Between cane or crutches, the cane is the most popular choice especially because senior citizens are often seen to use it.
- Portability is one of its greatest strength. A cane is easy to carry and doesn’t stand out that much. There’ll be comparatively less looking down upon you while you use a cane.
- Helps to reduce knee or ankle sprain.
- Relatively inexpensive.
- A cane supports 25% of your body weight, so in light injuries, a cane is your best bet.
- A cane is usable in going up or down in stairs pretty easily.
- Constant use of a cane will most definitely strain your shoulder and cause pain.
- If not used proper materials, a straight cane will break quickly.
- Wrong or non-ergonomic grips can cause numbness or tingles like sensation in hand and wrists.
- Not universally usable in all injuries, most serious cases require much more support from the aide than a cane can provide. For example, a cane is not ideal for post back surgery rehab as it does not allow certain muscles to get stronger.
Canes may look perfect for all your troubles, but if we factor all the risks and potential damage to hand and shoulder, crutches are a safer choice.
Pros and Cons of Knee Scooters
Any and all of the aides mentioned here need a learning period to adjust to, but a knee scooter is the hardest of them all.
It is a supposedly advanced form of the single-sided crutch that can be used without the help of hands or arms.
So between knee scooters or crutches- knee scooters are preferable.
- Say goodbye to hassles of arm numbness or hand pain of crutches.
- Work environment-friendly.
- Comes with a stylish look and user-friendly design.
- Can only be applied to injuries a that is under the knee.
- Has a steep learning curve.
- Movement of the patient becomes restricted due to the nature of the design.
- Going upwards by stair is difficult.
Apart from ease of movement or getting used to a knee scooter, a crutch will be better than a knee scooter.
In cases of hand pain or underarm numbness, adjusting the height of adding soft surface may help.
A walker is a hand-dependent four-legged frame that enables people with low lower-body strength to walk comfortably.
Wheels are sometimes used on the front two legs if necessary.

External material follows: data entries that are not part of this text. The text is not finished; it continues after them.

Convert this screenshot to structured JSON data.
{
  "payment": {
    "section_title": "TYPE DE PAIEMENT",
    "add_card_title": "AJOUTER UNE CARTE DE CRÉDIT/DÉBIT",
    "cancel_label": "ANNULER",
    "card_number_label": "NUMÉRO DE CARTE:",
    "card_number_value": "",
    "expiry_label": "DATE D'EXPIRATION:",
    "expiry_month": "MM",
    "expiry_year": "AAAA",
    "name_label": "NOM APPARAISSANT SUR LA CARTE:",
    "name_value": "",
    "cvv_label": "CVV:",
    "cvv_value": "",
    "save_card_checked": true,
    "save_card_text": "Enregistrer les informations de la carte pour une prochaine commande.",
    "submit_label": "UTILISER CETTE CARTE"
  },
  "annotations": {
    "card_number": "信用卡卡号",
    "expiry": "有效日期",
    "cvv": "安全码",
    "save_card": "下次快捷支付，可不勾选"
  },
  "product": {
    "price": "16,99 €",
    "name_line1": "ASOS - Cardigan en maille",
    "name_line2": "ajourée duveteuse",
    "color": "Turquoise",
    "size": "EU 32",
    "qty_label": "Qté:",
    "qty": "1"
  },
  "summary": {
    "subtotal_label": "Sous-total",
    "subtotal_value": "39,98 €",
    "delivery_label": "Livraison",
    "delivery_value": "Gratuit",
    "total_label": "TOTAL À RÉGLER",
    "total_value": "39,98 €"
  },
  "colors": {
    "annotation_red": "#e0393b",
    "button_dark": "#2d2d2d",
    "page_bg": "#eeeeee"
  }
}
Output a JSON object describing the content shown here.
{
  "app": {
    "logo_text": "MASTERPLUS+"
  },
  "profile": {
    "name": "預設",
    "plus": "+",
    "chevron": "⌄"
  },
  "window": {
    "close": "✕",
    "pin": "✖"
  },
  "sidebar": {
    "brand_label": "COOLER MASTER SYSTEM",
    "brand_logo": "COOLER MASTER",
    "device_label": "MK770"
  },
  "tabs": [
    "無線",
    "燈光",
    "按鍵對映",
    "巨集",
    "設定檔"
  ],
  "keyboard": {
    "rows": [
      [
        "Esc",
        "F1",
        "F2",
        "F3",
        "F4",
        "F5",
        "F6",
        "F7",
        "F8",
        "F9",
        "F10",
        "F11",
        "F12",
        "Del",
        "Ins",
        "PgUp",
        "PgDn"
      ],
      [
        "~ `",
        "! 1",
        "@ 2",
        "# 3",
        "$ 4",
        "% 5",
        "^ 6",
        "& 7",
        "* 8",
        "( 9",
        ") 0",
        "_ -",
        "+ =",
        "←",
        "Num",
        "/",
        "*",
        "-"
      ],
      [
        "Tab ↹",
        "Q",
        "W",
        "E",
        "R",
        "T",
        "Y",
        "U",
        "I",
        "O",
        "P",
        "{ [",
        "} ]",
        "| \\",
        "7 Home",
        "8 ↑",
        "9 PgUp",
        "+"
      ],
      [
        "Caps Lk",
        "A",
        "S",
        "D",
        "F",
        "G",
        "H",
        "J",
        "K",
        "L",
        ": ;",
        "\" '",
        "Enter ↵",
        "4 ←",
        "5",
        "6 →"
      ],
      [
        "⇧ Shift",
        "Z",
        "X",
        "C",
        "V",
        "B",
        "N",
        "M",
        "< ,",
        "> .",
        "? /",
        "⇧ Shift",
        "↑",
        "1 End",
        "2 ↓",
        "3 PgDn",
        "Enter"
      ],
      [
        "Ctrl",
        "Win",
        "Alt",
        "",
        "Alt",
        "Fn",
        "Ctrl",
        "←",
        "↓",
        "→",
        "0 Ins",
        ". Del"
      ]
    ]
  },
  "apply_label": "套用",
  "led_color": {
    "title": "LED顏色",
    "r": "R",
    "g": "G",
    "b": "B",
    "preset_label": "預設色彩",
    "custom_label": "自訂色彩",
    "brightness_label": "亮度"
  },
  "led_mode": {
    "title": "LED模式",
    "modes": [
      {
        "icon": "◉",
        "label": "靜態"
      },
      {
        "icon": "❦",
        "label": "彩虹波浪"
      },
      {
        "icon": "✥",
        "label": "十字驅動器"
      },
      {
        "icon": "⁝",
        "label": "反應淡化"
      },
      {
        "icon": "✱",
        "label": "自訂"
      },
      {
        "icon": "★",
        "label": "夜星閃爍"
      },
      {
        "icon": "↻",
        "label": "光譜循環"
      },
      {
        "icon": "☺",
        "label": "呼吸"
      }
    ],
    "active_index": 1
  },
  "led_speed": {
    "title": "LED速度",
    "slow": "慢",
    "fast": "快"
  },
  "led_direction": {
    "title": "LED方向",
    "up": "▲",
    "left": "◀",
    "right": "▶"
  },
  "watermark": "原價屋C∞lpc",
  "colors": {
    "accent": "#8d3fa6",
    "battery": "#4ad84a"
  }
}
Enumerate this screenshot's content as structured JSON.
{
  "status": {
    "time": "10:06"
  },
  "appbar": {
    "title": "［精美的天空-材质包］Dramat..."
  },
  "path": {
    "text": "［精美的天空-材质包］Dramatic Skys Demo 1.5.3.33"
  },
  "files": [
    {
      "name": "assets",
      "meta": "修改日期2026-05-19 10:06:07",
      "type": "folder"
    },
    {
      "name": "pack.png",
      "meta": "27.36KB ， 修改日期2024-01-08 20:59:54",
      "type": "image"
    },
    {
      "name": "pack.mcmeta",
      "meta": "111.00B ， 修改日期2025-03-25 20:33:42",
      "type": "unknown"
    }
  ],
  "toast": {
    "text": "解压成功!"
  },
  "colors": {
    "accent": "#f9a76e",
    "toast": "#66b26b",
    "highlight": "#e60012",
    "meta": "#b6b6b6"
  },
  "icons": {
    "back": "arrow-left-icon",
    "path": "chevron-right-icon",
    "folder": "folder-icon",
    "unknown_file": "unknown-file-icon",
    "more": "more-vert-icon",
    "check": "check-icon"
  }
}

A walker or crutches is the primary assistive tool for old age when support is needed to walk due to weakness in the spine.
- Gives great support.
- Easy to balance, so ideal choice for senior citizens.
- Cumbersome to carry in or out of any place. Even after folding, you’ll need to assign a healthy amount of space to keep a walker.
- Not maneuverable; moving up and down with a walker is not easy.
- Not ideal for narrow spaces, even going through a doorway will give you a hard time.
- Not usable in leg injuries only supports weak spine situations.
Walkers are great to some extent, but for mobility and space optimization a crutch is a much efficient option, at least for young people.
Finally, you get to know about different mobile devices and their differences with crutches.
Depending on the seriousness of your injury and comfortability you can choose anyone according to your best comfort.